As a mature man Howells helped to elect another President, when in four weeks he turned out the biography of his wife’s cousin, Rutherford B. Hayes. Other notable writers include Whittier, who anonymously wrote a substantial part of the life of Clay signed by the Kentucky journalist, George D. Prentice; Kipling’s brother-in-law and collaborator, Wolcott Balestier, who during “the early morning hours of a fortnight” wrote the biography of Blaine; and Lew Wallace, the popular author of Ben Hur, who turned his hand to a work on Benjamin Harrison.
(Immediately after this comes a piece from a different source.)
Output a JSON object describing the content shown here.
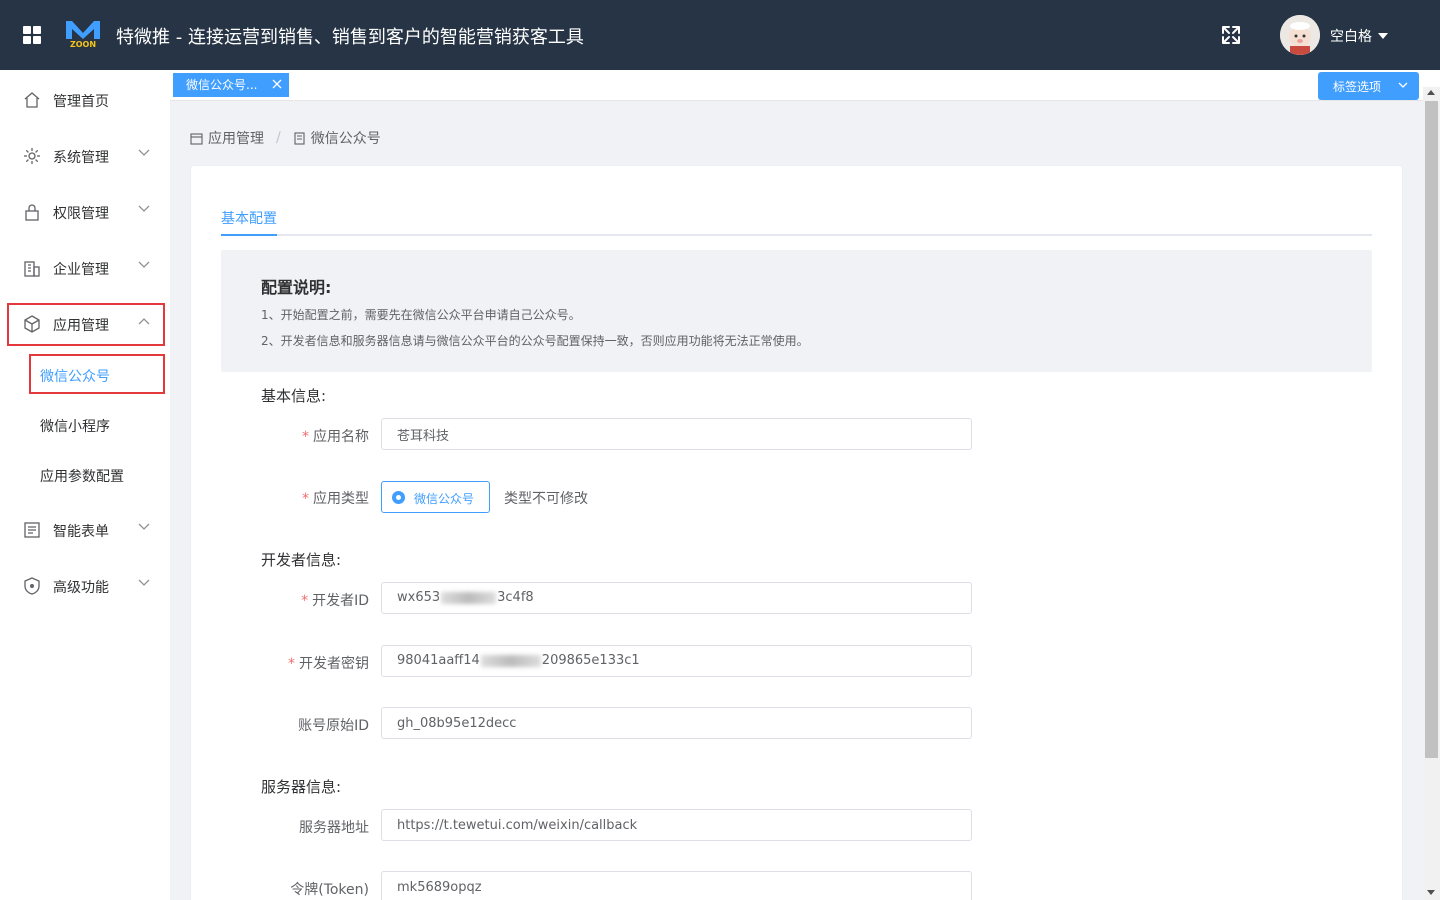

Even the best of the authors had competition from other biographers, for during a campaign a candidate had almost as many lives as a cat. Sometimes party managers attempt to give each book its own special appeal, so that, by agreement, Hawthorne’s life of Pierce was described as “authorized,” while David W. Bartlett’s similar work was billed as “authentic,” leaving the author of The Scarlet Letter in an equivocal position. Occasionally one writer carps at another even more than he does at an opposing candidate, as when a biographer of William Henry Harrison mentions the source he has plagiarized as a work “hastily compiled … trite and declamatory.” But with Harrison evidently this sort of fighting for one’s own life was necessary, since he was the most written about of all candidates, with thirty different biographies available to the public during the 1840 campaign.
Whenever several biographies of the same candidate are in competition, publishers attempt to make them different in appearance, if not in manner of treatment. Some of the lives are formal, full-dress affairs, such as a two-volume work of Clay, and the elegantly bound, so-called “library edition” of Lew Wallace’s Harrison ; some of them are odd in appearance, like the biography of Theodore Roosevelt that is less than two inches square; but most of them are issued in the format of a popular novel and at a comparable price.